Let’s have a moment of silence for the significant others of devoted golf enthusiasts... As the golf course beckons and the allure of fairways and greens take hold, the partners of golfers find themselves with empty weekends, hushed living rooms, and the gentle rustle of golf-related conversations that fill the air. Well, that might be a tad dramatic, but we are talking about a time-intensive hobby here, most weekends, rain or shine, it’s a lot! And here’s where the phrase ‘Golf Widow’ comes in...
A Golf Widow is someone who often spends time alone as their partner indulges in golf. You may have spotted the term on TikTok, accumulating a staggering 16 billion views. As the trend continues to surge, we explored the prevalence of being a Golf Widow by surveying 3,000 Americans on either theirs or their partner’s golfing pursuits. So, let’s putt it into motion!

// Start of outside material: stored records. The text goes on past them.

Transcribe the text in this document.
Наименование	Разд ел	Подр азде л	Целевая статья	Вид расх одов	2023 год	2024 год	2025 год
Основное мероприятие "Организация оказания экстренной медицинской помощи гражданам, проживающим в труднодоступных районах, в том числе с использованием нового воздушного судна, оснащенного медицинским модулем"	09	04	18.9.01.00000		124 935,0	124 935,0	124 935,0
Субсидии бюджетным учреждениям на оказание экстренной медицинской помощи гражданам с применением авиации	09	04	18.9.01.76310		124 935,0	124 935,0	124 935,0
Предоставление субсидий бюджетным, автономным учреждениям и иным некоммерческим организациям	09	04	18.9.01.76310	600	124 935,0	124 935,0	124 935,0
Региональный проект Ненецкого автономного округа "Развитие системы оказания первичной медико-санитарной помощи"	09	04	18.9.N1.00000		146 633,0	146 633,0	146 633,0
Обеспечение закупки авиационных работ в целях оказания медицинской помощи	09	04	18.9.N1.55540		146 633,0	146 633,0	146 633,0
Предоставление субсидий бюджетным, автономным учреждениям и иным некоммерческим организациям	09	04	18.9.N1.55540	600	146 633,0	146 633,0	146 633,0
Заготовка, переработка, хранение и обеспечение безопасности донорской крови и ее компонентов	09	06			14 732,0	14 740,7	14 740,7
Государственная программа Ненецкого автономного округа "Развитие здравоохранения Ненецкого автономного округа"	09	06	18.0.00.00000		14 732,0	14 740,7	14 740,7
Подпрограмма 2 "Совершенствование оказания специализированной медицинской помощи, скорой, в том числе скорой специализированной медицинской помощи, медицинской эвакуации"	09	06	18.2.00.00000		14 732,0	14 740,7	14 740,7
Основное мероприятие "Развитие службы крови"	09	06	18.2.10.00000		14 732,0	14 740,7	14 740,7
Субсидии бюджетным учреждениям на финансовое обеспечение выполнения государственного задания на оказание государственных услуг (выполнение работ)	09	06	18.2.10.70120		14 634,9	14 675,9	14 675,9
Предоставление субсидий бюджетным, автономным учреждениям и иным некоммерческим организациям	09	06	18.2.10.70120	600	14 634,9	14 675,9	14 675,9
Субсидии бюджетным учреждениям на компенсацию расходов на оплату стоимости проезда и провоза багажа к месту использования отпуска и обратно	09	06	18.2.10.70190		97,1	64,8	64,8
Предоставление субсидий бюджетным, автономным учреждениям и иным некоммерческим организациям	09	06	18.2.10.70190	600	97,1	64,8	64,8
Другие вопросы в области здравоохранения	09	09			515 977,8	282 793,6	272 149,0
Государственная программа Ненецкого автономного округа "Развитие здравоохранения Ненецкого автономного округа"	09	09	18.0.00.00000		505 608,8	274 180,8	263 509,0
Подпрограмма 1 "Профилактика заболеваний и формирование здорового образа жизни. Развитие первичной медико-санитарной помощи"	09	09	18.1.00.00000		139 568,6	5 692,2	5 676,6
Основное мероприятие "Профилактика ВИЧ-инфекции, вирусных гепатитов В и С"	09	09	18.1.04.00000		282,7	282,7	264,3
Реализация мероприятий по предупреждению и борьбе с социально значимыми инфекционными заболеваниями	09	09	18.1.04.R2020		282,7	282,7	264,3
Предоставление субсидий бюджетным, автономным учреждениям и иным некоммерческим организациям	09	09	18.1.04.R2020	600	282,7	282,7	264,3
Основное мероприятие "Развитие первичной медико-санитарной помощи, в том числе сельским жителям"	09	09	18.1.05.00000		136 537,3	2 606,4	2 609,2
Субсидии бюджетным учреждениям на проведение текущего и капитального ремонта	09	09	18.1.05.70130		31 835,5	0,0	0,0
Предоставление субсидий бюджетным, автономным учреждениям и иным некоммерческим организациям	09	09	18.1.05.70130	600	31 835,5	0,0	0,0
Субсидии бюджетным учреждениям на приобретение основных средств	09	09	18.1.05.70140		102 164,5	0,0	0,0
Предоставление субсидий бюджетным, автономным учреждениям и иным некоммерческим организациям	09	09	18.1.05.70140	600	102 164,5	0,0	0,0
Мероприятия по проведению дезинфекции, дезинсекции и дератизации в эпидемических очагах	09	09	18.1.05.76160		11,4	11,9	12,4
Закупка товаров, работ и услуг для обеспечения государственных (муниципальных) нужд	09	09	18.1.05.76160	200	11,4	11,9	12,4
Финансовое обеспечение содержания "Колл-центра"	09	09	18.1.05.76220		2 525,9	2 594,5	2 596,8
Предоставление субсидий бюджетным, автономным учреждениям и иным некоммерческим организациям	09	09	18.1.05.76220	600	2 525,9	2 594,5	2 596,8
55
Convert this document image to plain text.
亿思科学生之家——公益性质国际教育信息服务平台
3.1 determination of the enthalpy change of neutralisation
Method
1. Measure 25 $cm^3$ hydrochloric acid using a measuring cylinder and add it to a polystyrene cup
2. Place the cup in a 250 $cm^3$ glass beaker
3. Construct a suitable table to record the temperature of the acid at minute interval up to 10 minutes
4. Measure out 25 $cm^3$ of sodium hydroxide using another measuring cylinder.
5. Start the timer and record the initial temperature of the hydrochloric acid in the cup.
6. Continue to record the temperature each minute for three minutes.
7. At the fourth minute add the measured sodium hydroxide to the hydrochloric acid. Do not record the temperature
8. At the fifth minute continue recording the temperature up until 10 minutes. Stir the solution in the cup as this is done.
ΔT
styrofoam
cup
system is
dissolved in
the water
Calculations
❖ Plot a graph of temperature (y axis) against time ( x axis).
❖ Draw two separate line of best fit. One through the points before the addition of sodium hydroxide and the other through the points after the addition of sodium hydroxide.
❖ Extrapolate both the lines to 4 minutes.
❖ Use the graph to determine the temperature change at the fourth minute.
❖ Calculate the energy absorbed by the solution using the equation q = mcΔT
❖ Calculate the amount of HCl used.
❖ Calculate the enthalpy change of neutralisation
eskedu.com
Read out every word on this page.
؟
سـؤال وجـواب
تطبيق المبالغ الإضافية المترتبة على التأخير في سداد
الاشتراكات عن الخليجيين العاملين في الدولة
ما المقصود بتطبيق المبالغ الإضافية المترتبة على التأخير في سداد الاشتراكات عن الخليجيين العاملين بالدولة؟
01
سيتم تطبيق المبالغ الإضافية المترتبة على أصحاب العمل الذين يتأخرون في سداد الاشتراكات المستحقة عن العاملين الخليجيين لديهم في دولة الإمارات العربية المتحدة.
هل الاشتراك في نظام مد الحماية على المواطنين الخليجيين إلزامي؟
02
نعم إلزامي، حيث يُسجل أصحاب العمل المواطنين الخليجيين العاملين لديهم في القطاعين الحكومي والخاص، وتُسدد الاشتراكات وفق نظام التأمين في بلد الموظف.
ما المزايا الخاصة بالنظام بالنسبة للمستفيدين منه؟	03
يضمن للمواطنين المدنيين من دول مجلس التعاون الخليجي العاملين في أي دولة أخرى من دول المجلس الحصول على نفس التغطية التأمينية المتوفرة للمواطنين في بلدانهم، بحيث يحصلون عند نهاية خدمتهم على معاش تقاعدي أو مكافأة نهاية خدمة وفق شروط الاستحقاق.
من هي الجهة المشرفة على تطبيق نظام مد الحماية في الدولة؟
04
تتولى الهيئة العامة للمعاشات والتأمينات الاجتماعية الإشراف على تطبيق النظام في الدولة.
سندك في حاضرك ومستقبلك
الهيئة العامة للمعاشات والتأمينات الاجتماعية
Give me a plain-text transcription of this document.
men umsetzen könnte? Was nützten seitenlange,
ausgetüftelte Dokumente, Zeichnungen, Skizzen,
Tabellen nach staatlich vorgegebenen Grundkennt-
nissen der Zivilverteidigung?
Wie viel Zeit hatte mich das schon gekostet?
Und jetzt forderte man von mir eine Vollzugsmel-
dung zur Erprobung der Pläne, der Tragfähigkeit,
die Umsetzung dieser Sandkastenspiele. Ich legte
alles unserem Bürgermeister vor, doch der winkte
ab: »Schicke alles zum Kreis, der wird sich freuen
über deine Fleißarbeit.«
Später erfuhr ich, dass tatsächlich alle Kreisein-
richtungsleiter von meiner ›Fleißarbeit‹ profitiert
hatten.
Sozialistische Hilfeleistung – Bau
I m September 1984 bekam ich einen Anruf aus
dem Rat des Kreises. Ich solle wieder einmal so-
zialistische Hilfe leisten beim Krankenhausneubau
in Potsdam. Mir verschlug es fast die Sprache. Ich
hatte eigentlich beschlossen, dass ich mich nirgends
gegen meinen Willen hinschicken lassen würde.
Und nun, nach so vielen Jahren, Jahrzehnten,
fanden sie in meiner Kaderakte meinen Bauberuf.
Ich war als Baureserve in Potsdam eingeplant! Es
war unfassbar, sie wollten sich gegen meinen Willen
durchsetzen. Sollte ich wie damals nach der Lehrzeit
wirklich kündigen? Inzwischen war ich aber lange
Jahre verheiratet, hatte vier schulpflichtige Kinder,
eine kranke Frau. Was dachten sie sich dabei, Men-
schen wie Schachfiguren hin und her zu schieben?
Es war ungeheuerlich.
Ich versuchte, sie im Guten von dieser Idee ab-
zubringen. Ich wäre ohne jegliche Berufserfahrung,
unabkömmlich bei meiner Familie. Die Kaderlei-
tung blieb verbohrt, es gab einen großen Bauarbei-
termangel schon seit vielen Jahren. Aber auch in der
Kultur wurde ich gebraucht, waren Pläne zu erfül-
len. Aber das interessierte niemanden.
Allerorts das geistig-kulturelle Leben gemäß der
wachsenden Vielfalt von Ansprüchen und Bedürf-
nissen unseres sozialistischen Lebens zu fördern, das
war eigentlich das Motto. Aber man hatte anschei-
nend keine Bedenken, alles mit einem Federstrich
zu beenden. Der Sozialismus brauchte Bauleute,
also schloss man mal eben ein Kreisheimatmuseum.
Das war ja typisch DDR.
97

More people are playing golf than ever before, roughly one in seven Americans played in 2022. For many, golf goes beyond the game, it’s an opportunity to connect with pals and perhaps enjoy a drink or two afterwards. While embracing sports is great, for some, the words ‘I’m off to golf’ sounds like nails on a chalkboard.
Our nationwide survey reveal a shocking 14% of respondents with golf-playing partners labelled themselves as a Golf Widow. We explored various types of Golf Widows, from those who relish the extra space, the parents holding down the fort with the kids, to the ones who just wish their partners were at home more.
Among those who described themselves as a Golf Widow:
There's a reason some partners experience a feeling of being left behind, golf is known to have a time-consuming nature and can take hours to complete. We asked our respondents, both the golfers and the golfing partners, how often they play and what the average duration of their golf sessions are.
A notable 21% of the golfer’s partners disclosed that their significant others engage in the sport weekly, while an impressive 69% of them invest 3-4 hours per session on the golf course. The most frequent answer was once a month, at 27%.
Interestingly, the golfers’ responses paint a different picture. They confess to playing the sport far less frequently. Most notably, a substantial 40% mentioned playing only a couple of times a year. Once a month followed by 25%. Though a common ground emerged in terms of duration with the most common answer being an average of 3-4 hours.
A revealing 15% of golfers admitted to concocting excuses for being late from the golf course. Naturally, we asked both the golfers and golf partners about some of the unusual fibs they've spun or heard. From toilet emergencies to tending to sick animals, the excuses were a diverse array. Some even slipped up, like citing a frost delay in the heart of July. And then there were those who wove intricate tales, like blaming Bill Murray's autograph frenzy for slow play...
I told my girlfriend that Bill Murray was playing ahead of us and that he was taking a long time at every hole to sign autographs and take photos with other golfers, so was holding up our play.
Meanwhile, one golf partner recounted catching her significant other in a lie. He claimed his golfing buddy “was accidentally hit while driving his golf cart and he needed to stay with him until help arrived. It was weird because his golfing buddy was in the same grocery store as me whilst I was talking to him on the phone.” Apparently, cart trouble didn’t extend to shopping carts!
In general, “Golf Widow” is a playful term often used in jest. However, it is clear there is a touch of reality behind it, given the actual time golfers invest on the course. Some even candidly admit to fabricating reasons for their extended golf outings. So, it can certainly come as no surprise when golfing partners find themselves identifying as a Golf Widow.
We surveyed 3,000 Americans on either theirs or their partners golfing habits. The age range was 18+ with all participants living in the United States.